20 years since the death of Kurt Cobain and his birth town, Aberdeen, Washington, still struggles to embrace the part it played in the life of the late Nirvana frontman. His publicly documented drug use is an uncomfortable issue for the residents. His suicide, simply unmentionable. Cobain, in turn, had a great disdain for Aberdeen, and never shied away from expressing his opinions.

On the surface, Aberdeen is an uninspiring place, an industrial town with little to offer culturally or otherwise. It is functioning yet not expanding. It is not hard to relate to the frustrations voiced in Cobain’s early lyrics and his eagerness to leave. Growing up in Aberdeen with an ambitious or creative trait, you would have to leave the town to satisfy this. Given the opportunities available this would not be a possibility for everyone, or indeed an easy option for anyone.

However, there is an undeniable sense of community spirit and a warmth from the residents. Cobain’s nature was notoriously that of a down-to-earth anti-rockstar figure. Once faced with the trappings of fame, his desperation to escape to return to the normal, mundane life he grew up with, became ever apparent until his suicide in 1994.

Aside from a small memorial park on the muddy banks on the Wishkah River, there seems little evidence Cobain ever lived here. His childhood home, despite recently selling for almost ten times it’s actual value, is just another house on the street. His schools, workplaces and the shop where he purchased his first guitar all still function as they did in his youth, with nothing to distinguish them as part of his history. This conservative and Christian society appear to have shunned the memory and legacy of Kurt Cobain for the past 20 years, due to his life style choices conflicting with their beliefs.

To commemorate what would have been Cobain’s 47th birthday, Aberdeen’s Mayor, Bill Simpson, announced to the press that the town was to hold Kurt Cobain Day in his memory, an event which would be repeated annually. Cynically, it could be construed that the town, suffering from a dwindling logging trade, is trying to finally cash in on Cobain’s extensive international fan base, putting their opinions and beliefs to one side to create, as Mayor Simpson put it, “Washington’s Graceland”.
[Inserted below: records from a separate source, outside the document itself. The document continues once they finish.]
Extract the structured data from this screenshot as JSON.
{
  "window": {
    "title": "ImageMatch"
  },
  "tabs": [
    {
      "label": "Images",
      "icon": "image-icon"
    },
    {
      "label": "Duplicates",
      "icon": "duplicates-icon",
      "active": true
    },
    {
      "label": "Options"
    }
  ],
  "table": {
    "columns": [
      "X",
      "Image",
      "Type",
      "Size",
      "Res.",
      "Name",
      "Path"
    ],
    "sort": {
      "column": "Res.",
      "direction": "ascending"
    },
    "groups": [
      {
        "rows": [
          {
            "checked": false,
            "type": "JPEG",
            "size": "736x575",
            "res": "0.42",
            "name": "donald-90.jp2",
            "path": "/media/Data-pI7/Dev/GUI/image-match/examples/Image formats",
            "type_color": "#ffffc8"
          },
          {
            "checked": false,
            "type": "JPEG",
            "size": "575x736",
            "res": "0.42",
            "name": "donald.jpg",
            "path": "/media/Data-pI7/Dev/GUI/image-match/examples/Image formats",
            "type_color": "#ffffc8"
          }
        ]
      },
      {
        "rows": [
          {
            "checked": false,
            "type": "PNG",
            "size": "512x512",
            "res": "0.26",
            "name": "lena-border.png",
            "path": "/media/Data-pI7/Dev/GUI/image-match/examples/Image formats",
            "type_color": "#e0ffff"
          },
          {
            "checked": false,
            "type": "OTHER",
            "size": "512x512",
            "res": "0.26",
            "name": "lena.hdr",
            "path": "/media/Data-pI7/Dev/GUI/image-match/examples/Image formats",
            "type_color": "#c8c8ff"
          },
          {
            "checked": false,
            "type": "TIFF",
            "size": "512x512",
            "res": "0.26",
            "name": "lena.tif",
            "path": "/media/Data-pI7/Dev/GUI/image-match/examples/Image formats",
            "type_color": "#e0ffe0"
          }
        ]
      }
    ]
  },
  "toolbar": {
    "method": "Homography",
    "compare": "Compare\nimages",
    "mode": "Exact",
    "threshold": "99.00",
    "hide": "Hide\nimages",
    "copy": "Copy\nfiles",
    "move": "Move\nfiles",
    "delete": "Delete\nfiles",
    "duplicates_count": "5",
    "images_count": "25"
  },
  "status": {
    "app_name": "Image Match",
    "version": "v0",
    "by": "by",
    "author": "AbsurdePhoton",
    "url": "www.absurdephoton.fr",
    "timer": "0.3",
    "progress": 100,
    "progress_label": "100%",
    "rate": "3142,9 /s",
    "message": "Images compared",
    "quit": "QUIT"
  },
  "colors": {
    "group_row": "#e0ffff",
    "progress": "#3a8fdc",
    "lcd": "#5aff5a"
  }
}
However, the turnout at the Kurt Cobain Day Event would suggest the local affection is genuine. Despite not appearing to resemble Nirvana’s key demographic the residents of Aberdeen, of all ages, seemed united in wanting to pay tribute to their most famous son. This is compounded by the emerging plans of an array of new memorials around Aberdeen, including a life size statue of Cobain produced by a local artist and a resident sponsored 50ft mural, currently in progress.

Growing up, I was aware of Aberdeen for one reason only, being the birthplace and hometown of Kurt Cobain and, subsequently, Nirvana. The music and words of Kurt Cobain had a profound impact on me as an adolescent, and upon millions of others worldwide. As a longstanding fan, I assumed the remembrance would be wide spread and thriving throughout Aberdeen. My expectations were naïve and I was surprised to discover clearly visible conflicts between the man, the legend and where the story began. 25 years since the release of Nirvana’s debut album “Bleach” of course the town isn’t going to be an entirely physical tribute to the life and times of one person, but clearly there is a fondness here, and a sense of forgiveness to celebrate a life that put an otherwise largely insignificant town on the map. This was echoed strongly in Mayor Simpson’s closing statement. “Kurt was a druggy, but he was also an incredible musician who touched, and continues to touch, millions of lives worldwide. This is what he should be remembered for”.

In this case, time has been a great healer, and it would appear that the residents of Aberdeen are endeavouring to find peace and a posthumous respect for Kurt Cobain, a true native and genuine product of this 16000-strong city.